Maybe I'm less "pure" in terms of TTD-ness but I don't see a problem with testing against System.IO. It's part of the framework, and I don't see people trying to abstract other framework things like collections or streams. Sure, you may want to abstract bigger framework APIs, but I guess it's a matter of personal taste whether you put System.IO in the "big stuff" or the "small stuff". And since I don't really think the side effects of the tests (manipulating the file system) are that bad, I'd consider it to be "small stuff" and I wouldn't lose sleep over it.

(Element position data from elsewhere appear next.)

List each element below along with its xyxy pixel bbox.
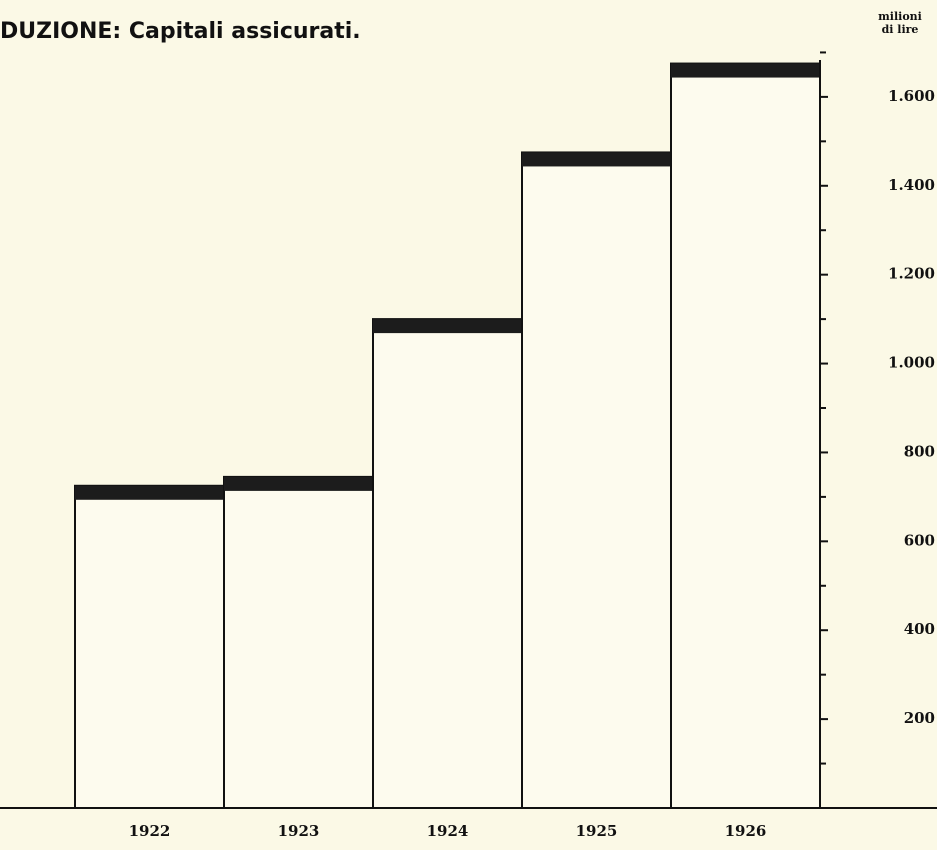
bar bbox=[223, 475, 374, 809]
x-tick-label: 1922 bbox=[129, 822, 171, 840]
bar bbox=[670, 62, 821, 810]
y-tick-label: 1.600 bbox=[888, 87, 935, 105]
bar-cap bbox=[522, 152, 671, 167]
unit-label: di lire bbox=[882, 23, 919, 36]
x-tick-label: 1925 bbox=[576, 822, 618, 840]
x-tick-label: 1924 bbox=[427, 822, 469, 840]
y-tick-label: 1.000 bbox=[888, 354, 935, 372]
bar bbox=[372, 318, 523, 809]
bar-cap bbox=[224, 476, 373, 491]
y-tick-label: 600 bbox=[904, 531, 935, 549]
y-tick-label: 800 bbox=[904, 442, 935, 460]
y-tick-label: 1.400 bbox=[888, 176, 935, 194]
y-tick-label: 200 bbox=[904, 709, 935, 727]
y-tick-label: 400 bbox=[904, 620, 935, 638]
y-tick-label: 1.200 bbox=[888, 265, 935, 283]
x-tick-label: 1926 bbox=[725, 822, 767, 840]
unit-label: milioni bbox=[878, 10, 922, 23]
bar bbox=[74, 484, 225, 809]
chart-title: DUZIONE: Capitali assicurati. bbox=[0, 19, 361, 44]
bar-cap bbox=[671, 63, 820, 78]
bar-cap bbox=[373, 319, 522, 334]
bar bbox=[521, 151, 672, 809]
x-tick-label: 1923 bbox=[278, 822, 320, 840]
bar-cap bbox=[75, 485, 224, 500]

Now it's interesting that if you follow my opinion here, then unit tests and integration tests end up being exactly the same... which basically means that your library is unitary to begin with. And I think it's the case, so it's all good to me.

# May 29, 2010 3:33 AM

Bertrand Le Roy said:

@Ludovic: yeah, I don't want to split hair. The FluentPath integration tests run fast enough that testing against the actual file system is not a problem, but if I had a bigger system with hundreds of such tests, or if I was testing against a slower, non-mockable system (let's say something remote for example), I'd be in more trouble. All this to say that my silly little library may not expose the badness of the methodology, but more serious stuff will for sure.

# May 29, 2010 3:45 AM

DBJ said:

Testing System.IO ? RamDisk perhaps?

I reallly would like to see someone who is "inside" ;o) publishing the real life usage of ramdisk in W7 ?

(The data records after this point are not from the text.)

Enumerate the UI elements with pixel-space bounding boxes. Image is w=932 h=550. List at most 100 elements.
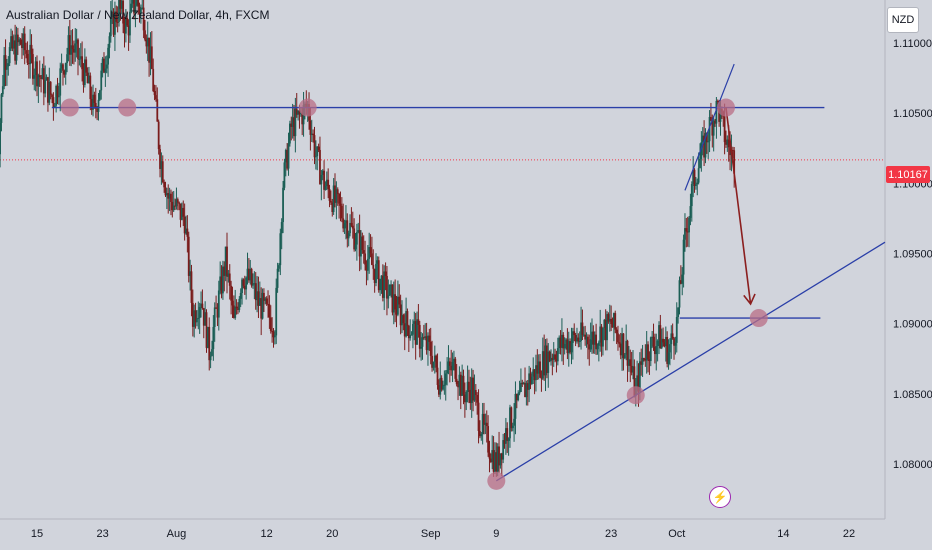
lightning-icon[interactable]: ⚡ (709, 486, 731, 508)
candle-body (694, 184, 697, 187)
candle-body (522, 382, 525, 385)
candle-body (366, 258, 369, 271)
candle-body (536, 365, 539, 374)
candle-body (697, 168, 700, 183)
candle-body (448, 361, 451, 366)
candle-body (82, 69, 85, 85)
candle-body (92, 94, 94, 110)
candle-body (27, 62, 30, 65)
candle-body (276, 268, 279, 288)
candle-body (135, 0, 138, 6)
candle-body (617, 333, 619, 343)
candle-body (436, 367, 439, 385)
candle-body (355, 232, 358, 245)
candle-body (585, 336, 588, 340)
candle-body (386, 275, 388, 299)
candle-body (144, 30, 146, 40)
candle-body (648, 359, 651, 362)
candle-body (678, 280, 681, 308)
candle-body (684, 228, 686, 240)
candle-body (645, 344, 648, 361)
candle-body (34, 61, 37, 76)
candle-body (77, 39, 79, 59)
candle-body (52, 97, 55, 108)
candle-body (655, 346, 658, 355)
candle-body (483, 413, 485, 425)
currency-button[interactable]: NZD (887, 7, 919, 33)
candle-body (556, 348, 559, 362)
candle-body (0, 122, 1, 155)
uptrend-line (495, 241, 886, 482)
candle-body (36, 61, 38, 87)
candle-body (239, 293, 242, 299)
candle-body (476, 394, 479, 403)
candle-body (193, 310, 196, 327)
candle-body (171, 201, 174, 211)
candle-body (247, 268, 250, 281)
candle-body (455, 378, 458, 385)
candle-body (189, 271, 192, 276)
candle-body (677, 307, 680, 318)
candle-body (142, 7, 145, 31)
candle-body (587, 336, 589, 345)
candle-body (345, 220, 347, 224)
candle-body (563, 343, 566, 349)
x-tick-label: 15 (31, 528, 43, 540)
candle-body (163, 181, 166, 188)
touch-point-marker (716, 98, 735, 117)
candle-body (566, 339, 569, 354)
candle-body (71, 45, 74, 49)
candle-body (537, 361, 540, 374)
candle-body (83, 59, 86, 85)
candle-body (453, 358, 455, 362)
candle-body (0, 94, 3, 123)
candle-body (555, 359, 558, 362)
candle-body (545, 345, 548, 373)
candle-body (630, 365, 633, 373)
candle-body (514, 393, 517, 419)
candle-body (282, 187, 284, 223)
candle-body (222, 266, 224, 294)
candle-body (714, 120, 716, 124)
x-tick-label: 22 (843, 528, 855, 540)
candle-body (161, 161, 164, 182)
candle-body (7, 63, 10, 67)
candle-body (472, 377, 474, 401)
candle-body (494, 452, 496, 472)
candle-body (394, 294, 397, 310)
candle-body (317, 146, 320, 150)
candle-body (48, 81, 51, 103)
candle-body (470, 377, 473, 403)
candle-body (339, 203, 342, 206)
candle-body (365, 264, 368, 271)
candle-body (377, 260, 380, 291)
candle-body (60, 64, 63, 69)
candle-body (468, 381, 470, 390)
candle-body (660, 338, 663, 349)
candle-body (595, 334, 598, 350)
candle-body (658, 325, 660, 341)
candle-body (571, 331, 574, 344)
candle-body (213, 307, 216, 327)
candle-body (373, 268, 376, 284)
candle-body (33, 75, 36, 79)
candle-body (517, 393, 520, 401)
candle-body (715, 100, 718, 124)
candle-body (364, 253, 366, 265)
candle-body (499, 453, 502, 466)
candle-body (353, 228, 356, 250)
candle-body (230, 285, 233, 301)
candle-body (562, 334, 565, 349)
candle-body (205, 312, 208, 348)
candle-body (589, 339, 592, 350)
candle-body (334, 185, 336, 203)
candle-body (287, 143, 290, 169)
candle-body (148, 37, 150, 63)
candle-body (388, 284, 391, 296)
candle-body (272, 331, 275, 338)
candle-body (185, 228, 187, 234)
current-price-label: 1.10167 (886, 166, 930, 183)
candle-body (570, 343, 573, 353)
candle-body (257, 291, 260, 306)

Another approach perahsp would be a virtualPC on top of 64bit OS , ontop huge RAM ammount ...

--DBJ

# May 29, 2010 5:59 AM

Simon said:

Have you tried to use Moles to mock System.IO ? I never used it, but I heard it should make the job (the samples show how to mock things like DateTime.Now) for example.

# May 29, 2010 8:18 AM

Horses said:

Is there a way to stub/mock FluentPath?  Or is the technique you've outlined here the best way to write tests for code that uses FluentPath?

# May 31, 2010 12:27 AM

Bertrand Le Roy said:

@Horses: ha! Good question. I suppose as it is, it's just as testable as System.IO itself. Adding some interfaces in there would definitely help. I'll try to add them eventually.

# May 31, 2010 7:43 PM

Bertrand Le Roy said:

@Simon: Moles look interesting, thanks for the pointer, but from the manual it can't mock static methods, which is pretty much all  that we use in System.IO. It's not clear why static methods are out of the picture though: the way they do things (by rewriting the code), I don't see why you couldn't re-route static calls.

# May 31, 2010 8:02 PM

Bertrand Le Roy said:

Ah, never mind, static methods seem like they work too. Trying it.

# May 31, 2010 8:03 PM

James said:

We went with extracting operations exposed by System.IO.File and System.IO.Directory onto an interface.

All new code that accesses the file system goes through an implementation of this interface.

It's nice for speeding up tests of things which are file-system heavy (hundreds of tests at last count), as our test stub implementation is completely memory backed.

Another advantage is that you don't have to do cleanup, just let the stub be GC'.

And for integration tests, it can be useful to create strict mocks of this interface to trap unexpected file system access.

# June 1, 2010 6:39 AM

Bertrand Le Roy said:

@James: yes, and hopefully one day FluentPath can play this role as well as improve the experience of working with the file system in .NET.